April 2, 2018
THE FLATS — It will be nearly three weeks before fans lay eyes on Georgia Tech’s new defense, yet nobody need wait for the April 20 spring game to understand head coach Paul Johnson’s thoughts about the 3-4 being installed by coordinator Nate Woody and his staff.
Distilled into four words: more-doesn’t-mean-better!
The Yellow Jackets’ playbook on that side of the ball has shrunk. When Tech practices in full pads Monday afternoon for the second time, the defense will likely continue to trail the offense in comprehension, but only because everybody on that side of the ball is new to the game.
“Offensively, it’s probably a little easier because you’ve got nine or 10 starters who’ve played, but you can’t go too fast because then you lose the young kids,” Johnson said of the Jackets’ installation speeds.

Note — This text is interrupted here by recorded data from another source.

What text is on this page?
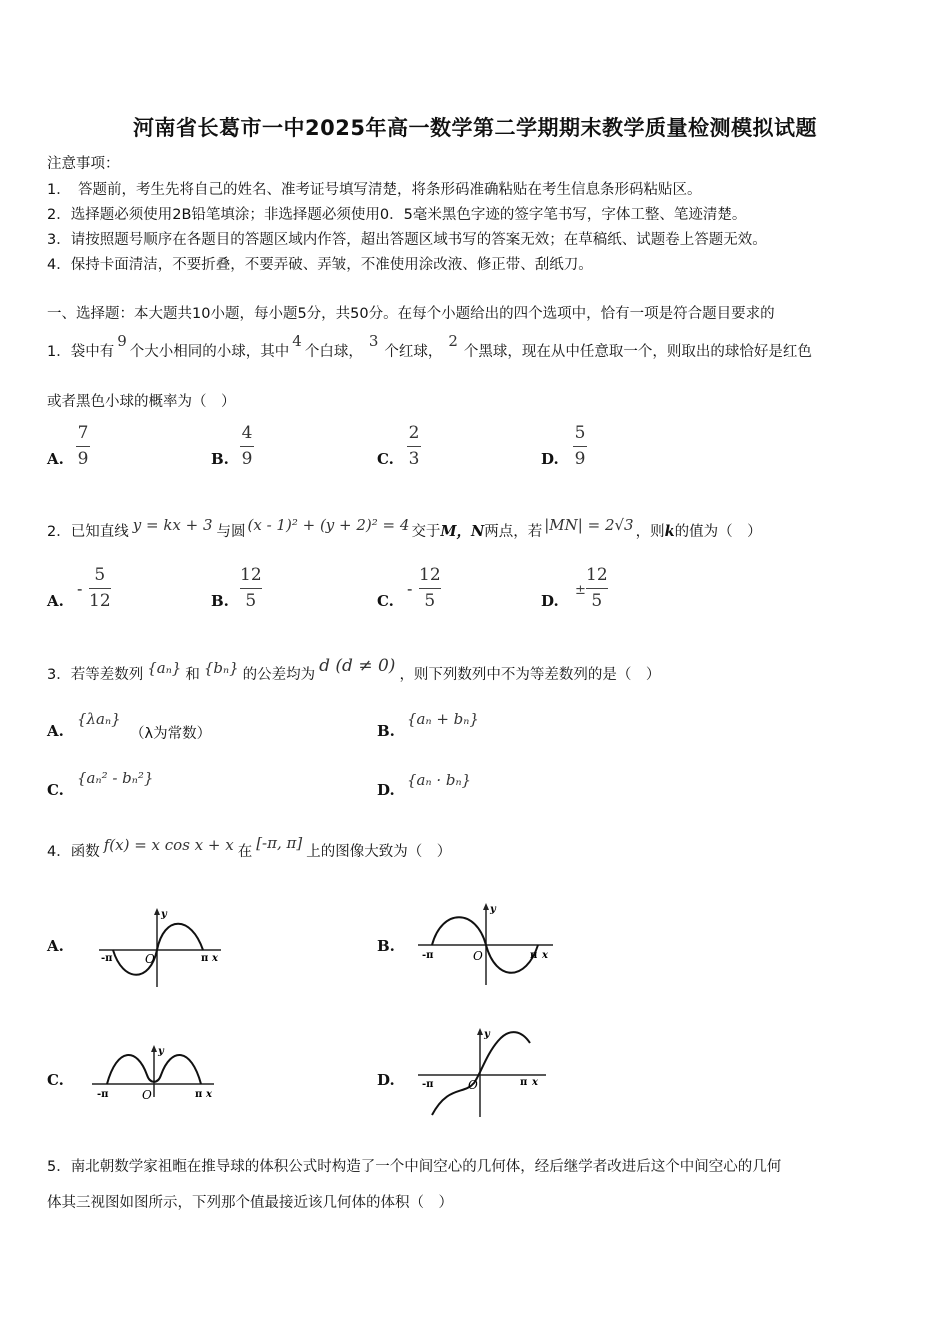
河南省长葛市一中2025年高一数学第二学期期末教学质量检测模拟试题
注意事项：
1．　答题前，考生先将自己的姓名、准考证号填写清楚，将条形码准确粘贴在考生信息条形码粘贴区。
2．选择题必须使用2B铅笔填涂；非选择题必须使用0．5毫米黑色字迹的签字笔书写，字体工整、笔迹清楚。
3．请按照题号顺序在各题目的答题区域内作答，超出答题区域书写的答案无效；在草稿纸、试题卷上答题无效。
4．保持卡面清洁，不要折叠，不要弄破、弄皱，不准使用涂改液、修正带、刮纸刀。
一、选择题：本大题共10小题，每小题5分，共50分。在每个小题给出的四个选项中，恰有一项是符合题目要求的
1．袋中有9个大小相同的小球，其中4个白球，3个红球，2个黑球，现在从中任意取一个，则取出的球恰好是红色
或者黑色小球的概率为（　）
A.
7
9	B.
4
9	C.
2
3	D.
5
9
2．已知直线 y = kx + 3 与圆 (x - 1)² + (y + 2)² = 4 交于M，N两点，若 |MN| = 2√3 ，则k的值为（　）
A.
-
5
12	B.
12
5	C.
-
12
5	D.
±
12
5
3．若等差数列 {aₙ} 和 {bₙ} 的公差均为 d (d ≠ 0) ，则下列数列中不为等差数列的是（　）
A.
{λaₙ}
（λ为常数）	B.
{aₙ + bₙ}
C.
{aₙ² - bₙ²}
D.
{aₙ · bₙ}
4．函数 f(x) = x cos x + x 在 [-π, π] 上的图像大致为（　）
A.
y
-π	O	π x
B.
y
-π	O	π x
C.
y
-π	O	π x
D.
y
-π	O	π x
5．南北朝数学家祖暅在推导球的体积公式时构造了一个中间空心的几何体，经后继学者改进后这个中间空心的几何
体其三视图如图所示，下列那个值最接近该几何体的体积（　）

“Defensively, they’re all starting over and I think what Nate and the staff want to do is get into the basics . . . I don’t want to run 40 defenses. I want to get good at a few and execute and play fast. So, we went about two ways today and that’s about the way we play.”
Surely, there will be more than two defensive calls to be made by the time Alcorn State visits Bobby Dodd Stadium on Sept. 1. Even then, there will not be a lot.
The Jackets may not finish installing defense in their 12 spring practices and scrimmages. That process could continue into preseason practices in August. Johnson does not seem worried, however. Tech’s new defense is not calculus; it’s a simpler kind of math, albeit new.
And he and Woody are more interested at this time in the numbers.
“It just depends on how fast they pick it up. We’ll get all the offense in [during the spring practices],” Johnson said. “Defensively, it will just depend. We’re not going to have a lot of it. We’re going to have way less defense, I can tell you that.”
The Jackets have plenty of moving parts, chiefly on defense.
Rising senior A.J. Gray will be the only returning starter among five in the secondary, and he’s not practicing in the spring as he rehabilitates. Potential starting safety Jalen Johnson is also out, as are projected starting offensive tackle Andrew Marshall and likely placekicker Shawn Davis.
Frankly, the parts take priority over the process in the spring.
These practices and scrimmages are more about evaluating players than installing systems, so that when the team goes to summer practice to prepare for the regular season, most pieces will already be in place. They’re prepping for summer.
In some ways, the regular season looks like vacation as all pieces and plans will be in place by then. Before vacation, though, you have to pack, and before you pack, you have to make a packing list.
Johnson, Woody and the coaching staff are working on lists and some older, established players already are on them.
“Some of those guys didn’t get as many reps [Saturday] because we wanted to look at a lot of young guys,” Johnson said. “On defense, they’re trying to evaluate all of them. Right now, we’re just running a couple formations on offense and one or two defenses so that’s it.
“You can gauge what’s going on individually. You can see who can block and who can tackle and who can make plays and who breaks tackles. I’m not going to evaluate scheme off the first day in pads.”
This is a different kind of spring for Georgia Tech football.
Beyond the installation of a new defense, Johnson may for a change protect his scholarship quarterbacks from contact because Tech has just three: senior TaQuon Marshall, redshirt sophomore Lucas Johnson and redshirt freshman Tobias Oliver.
Back on defense, players are moving around in what amounts to an experimental phase. There are safeties who might play linebacker, linebackers who might play safety, linebackers who might rush the passer more often than not, and so forth.
Senior linebacker Victor Alexander, for example, already looks like he might be a special fit outside, where he could frequently rush the passer. That will be a big deal this season, particularly since starting defensive ends KeShun Freeman and Antonio Simmons will soon graduate.
“Vic’s a good athlete – strong, fast. There’s not all the traffic and reads [outside]; he can just play fast,” Johnson said.
There is little scheming going on in practices. Coaches are more focused on creating match-ups, not taking advantage of them.
“We don’t worry about each other,” Johnson said of the offensive and defensive coaching staffs. “During the week the offensive coaches will tell the defensive coaches what’s going in and vice-versa. Nobody is trying to game anybody. We’re trying to evaluate the players.”